TUCSON, Ariz. —Â Could there be a mini-Moon floating through our solar system? Researchers from the University of Arizona say a near-Earth asteroid, named Kamo`oalewa, may actually be a large piece of the Moon that somehow broke away from our lone satellite.
Scientists call Kamo`oalewa a quasi-satellite, which is a category of asteroids that orbit the Sun, but still pass relatively close to the Earth. Astronomers know very little about quasi-satellites because they are typically very faint in the night’s sky, making it hard for telescopes to spot them. Researchers discovered Kamo`oalewa using the PanSTARRS telescope in Hawaii back in 2016.
The ‘offspring’ of the Moon?
The asteroid’s name comes from a Hawaiian creation chant, which describes an offspring who travels on its own. It is roughly the size of a Ferris wheel, coming in at around 150 to 190 feet in diameter. At its closest, Kamo`oalewa gets within nine million miles of the Earth. However, because of its unique orbit, humans can only see it for a couple of weeks every April and only Earth’s largest telescopes can spot it.
So why do scientists think this mysterious mass is actually a chunk of the Moon? UArizona planetary sciences graduate student Ben Sharkey discovered that Kamo`oalewa shares the same pattern of reflected light (its spectrum) as moon rocks collected by the Apollo space missions. Study authors explain that this suggests Kamo`oalewa originated from the same place as those rocks — Earth’s moon.

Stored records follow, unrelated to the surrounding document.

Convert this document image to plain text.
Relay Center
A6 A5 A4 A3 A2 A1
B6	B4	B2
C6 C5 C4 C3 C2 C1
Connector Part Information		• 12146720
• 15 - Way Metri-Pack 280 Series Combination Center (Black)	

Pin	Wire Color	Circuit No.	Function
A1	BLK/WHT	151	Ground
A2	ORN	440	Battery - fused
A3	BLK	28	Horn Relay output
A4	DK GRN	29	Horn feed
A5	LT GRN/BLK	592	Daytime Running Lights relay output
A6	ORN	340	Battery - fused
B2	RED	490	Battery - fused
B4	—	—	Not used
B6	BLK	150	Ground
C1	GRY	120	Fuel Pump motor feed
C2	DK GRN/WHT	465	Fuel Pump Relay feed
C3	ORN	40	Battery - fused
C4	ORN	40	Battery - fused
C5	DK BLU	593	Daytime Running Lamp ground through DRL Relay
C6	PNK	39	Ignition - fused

Although the team isn’t sure how such a large piece of the Moon broke off, they have never discovered another quasi-satellite that had the same light spectrum as the Moon.

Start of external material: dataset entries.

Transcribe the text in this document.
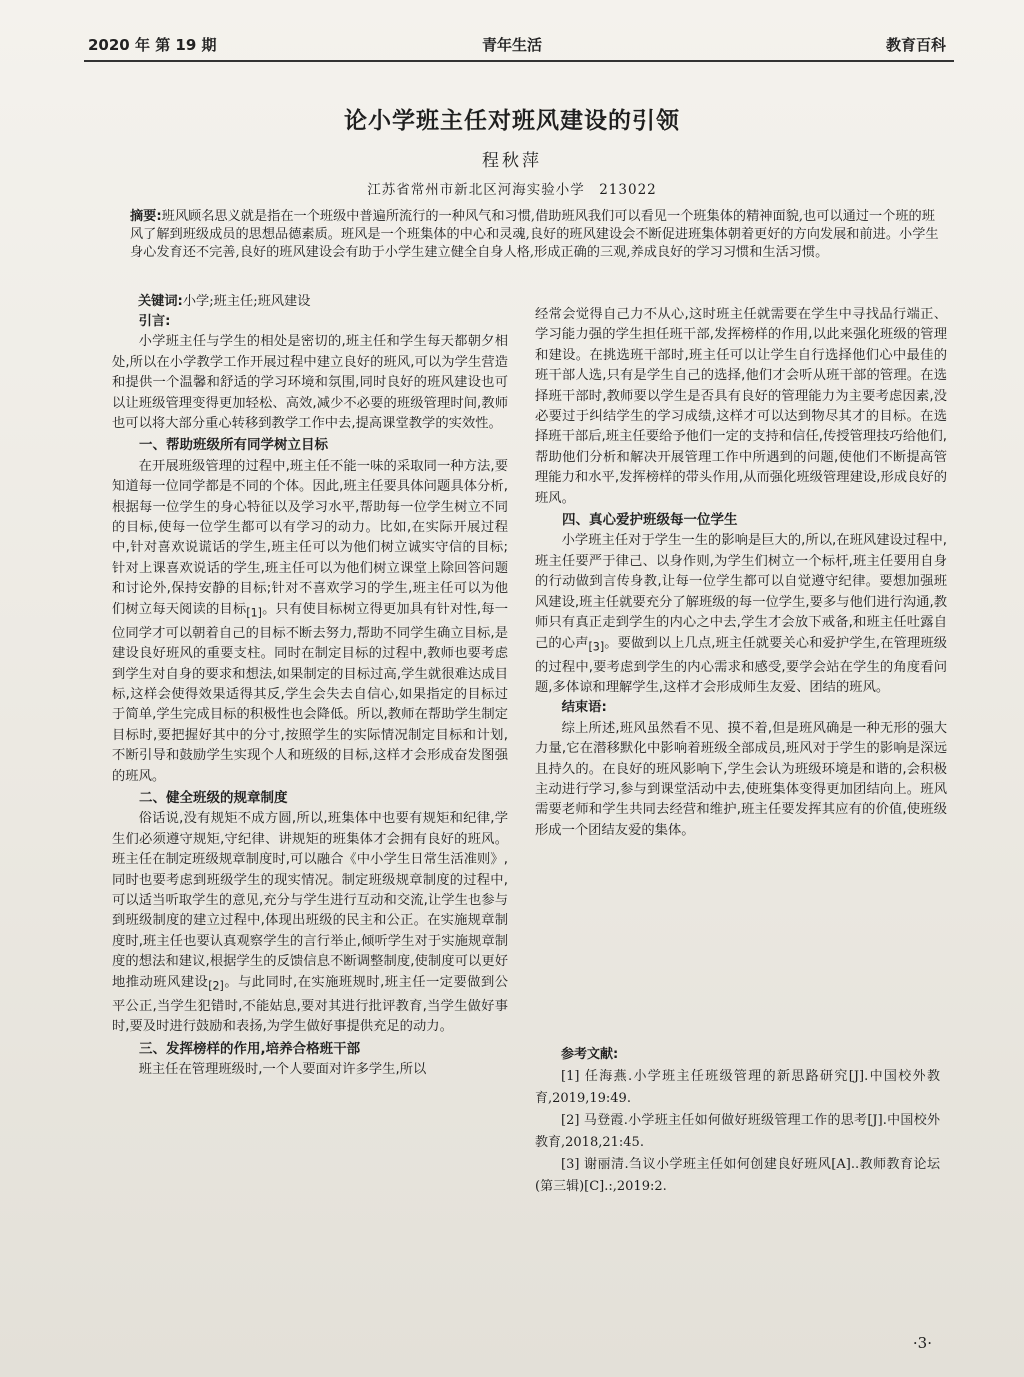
2020 年 第 19 期	青年生活	教育百科
论小学班主任对班风建设的引领
程秋萍
江苏省常州市新北区河海实验小学　213022
摘要:班风顾名思义就是指在一个班级中普遍所流行的一种风气和习惯,借助班风我们可以看见一个班集体的精神面貌,也可以通过一个班的班风了解到班级成员的思想品德素质。班风是一个班集体的中心和灵魂,良好的班风建设会不断促进班集体朝着更好的方向发展和前进。小学生身心发育还不完善,良好的班风建设会有助于小学生建立健全自身人格,形成正确的三观,养成良好的学习习惯和生活习惯。
关键词:小学;班主任;班风建设
引言:

小学班主任与学生的相处是密切的,班主任和学生每天都朝夕相处,所以在小学教学工作开展过程中建立良好的班风,可以为学生营造和提供一个温馨和舒适的学习环境和氛围,同时良好的班风建设也可以让班级管理变得更加轻松、高效,减少不必要的班级管理时间,教师也可以将大部分重心转移到教学工作中去,提高课堂教学的实效性。

一、帮助班级所有同学树立目标

在开展班级管理的过程中,班主任不能一味的采取同一种方法,要知道每一位同学都是不同的个体。因此,班主任要具体问题具体分析,根据每一位学生的身心特征以及学习水平,帮助每一位学生树立不同的目标,使每一位学生都可以有学习的动力。比如,在实际开展过程中,针对喜欢说谎话的学生,班主任可以为他们树立诚实守信的目标;针对上课喜欢说话的学生,班主任可以为他们树立课堂上除回答问题和讨论外,保持安静的目标;针对不喜欢学习的学生,班主任可以为他们树立每天阅读的目标$_{[1]}$。只有使目标树立得更加具有针对性,每一位同学才可以朝着自己的目标不断去努力,帮助不同学生确立目标,是建设良好班风的重要支柱。同时在制定目标的过程中,教师也要考虑到学生对自身的要求和想法,如果制定的目标过高,学生就很难达成目标,这样会使得效果适得其反,学生会失去自信心,如果指定的目标过于简单,学生完成目标的积极性也会降低。所以,教师在帮助学生制定目标时,要把握好其中的分寸,按照学生的实际情况制定目标和计划,不断引导和鼓励学生实现个人和班级的目标,这样才会形成奋发图强的班风。

二、健全班级的规章制度

俗话说,没有规矩不成方圆,所以,班集体中也要有规矩和纪律,学生们必须遵守规矩,守纪律、讲规矩的班集体才会拥有良好的班风。班主任在制定班级规章制度时,可以融合《中小学生日常生活准则》,同时也要考虑到班级学生的现实情况。制定班级规章制度的过程中,可以适当听取学生的意见,充分与学生进行互动和交流,让学生也参与到班级制度的建立过程中,体现出班级的民主和公正。在实施规章制度时,班主任也要认真观察学生的言行举止,倾听学生对于实施规章制度的想法和建议,根据学生的反馈信息不断调整制度,使制度可以更好地推动班风建设$_{[2]}$。与此同时,在实施班规时,班主任一定要做到公平公正,当学生犯错时,不能姑息,要对其进行批评教育,当学生做好事时,要及时进行鼓励和表扬,为学生做好事提供充足的动力。

三、发挥榜样的作用,培养合格班干部

班主任在管理班级时,一个人要面对许多学生,所以

经常会觉得自己力不从心,这时班主任就需要在学生中寻找品行端正、学习能力强的学生担任班干部,发挥榜样的作用,以此来强化班级的管理和建设。在挑选班干部时,班主任可以让学生自行选择他们心中最佳的班干部人选,只有是学生自己的选择,他们才会听从班干部的管理。在选择班干部时,教师要以学生是否具有良好的管理能力为主要考虑因素,没必要过于纠结学生的学习成绩,这样才可以达到物尽其才的目标。在选择班干部后,班主任要给予他们一定的支持和信任,传授管理技巧给他们,帮助他们分析和解决开展管理工作中所遇到的问题,使他们不断提高管理能力和水平,发挥榜样的带头作用,从而强化班级管理建设,形成良好的班风。

四、真心爱护班级每一位学生

小学班主任对于学生一生的影响是巨大的,所以,在班风建设过程中,班主任要严于律己、以身作则,为学生们树立一个标杆,班主任要用自身的行动做到言传身教,让每一位学生都可以自觉遵守纪律。要想加强班风建设,班主任就要充分了解班级的每一位学生,要多与他们进行沟通,教师只有真正走到学生的内心之中去,学生才会放下戒备,和班主任吐露自己的心声$_{[3]}$。要做到以上几点,班主任就要关心和爱护学生,在管理班级的过程中,要考虑到学生的内心需求和感受,要学会站在学生的角度看问题,多体谅和理解学生,这样才会形成师生友爱、团结的班风。

结束语:

综上所述,班风虽然看不见、摸不着,但是班风确是一种无形的强大力量,它在潜移默化中影响着班级全部成员,班风对于学生的影响是深远且持久的。在良好的班风影响下,学生会认为班级环境是和谐的,会积极主动进行学习,参与到课堂活动中去,使班集体变得更加团结向上。班风需要老师和学生共同去经营和维护,班主任要发挥其应有的价值,使班级形成一个团结友爱的集体。

参考文献:

[1] 任海燕.小学班主任班级管理的新思路研究[J].中国校外教育,2019,19:49.

[2] 马登霞.小学班主任如何做好班级管理工作的思考[J].中国校外教育,2018,21:45.

[3] 谢丽清.刍议小学班主任如何创建良好班风[A]..教师教育论坛(第三辑)[C].:,2019:2.

·3·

“I looked through every near-Earth asteroid spectrum we had access to, and nothing matched,” Sharkey, the paper’s lead author, says in a university release.
Finding a missing clue in the asteroid’s orbit
Sharkey and his UArizona adviser, associate professor of lunar and planetary sciences Vishnu Reddy, hunted for another possible explanation for this coincidence for three years.
“We doubted ourselves to death,” Reddy says.
However, after missing a chance to examine the asteroid in 2020 due to COVID-19 lockdowns, the team discovered the missing piece of the puzzle in April 2021.
“This spring, we got much needed follow-up observations and went, ‘Wow it is real,'” Sharkey says. “It’s easier to explain with the moon than other ideas.”
Study authors found that Kamo`oalewa’s orbit is very similar to the Earth’s, but with a slight tilt in it. That orbital path is very different from the typical near-Earth asteroids, according to study co-author Renu Malhotra.
“It is very unlikely that a garden-variety near-Earth asteroid would spontaneously move into a quasi-satellite orbit like Kamo`oalewa’s,” Malhotra explains. “It will not remain in this particular orbit for very long, only about 300 years in the future, and we estimate that it arrived in this orbit about 500 years ago.”
As for how the Moon’s “offspring” started traveling on its own, Malhotra’s lab team is now investigating the possible origins of Kamo`oalewa.
The findings are published in the journal Communications Earth and Environment.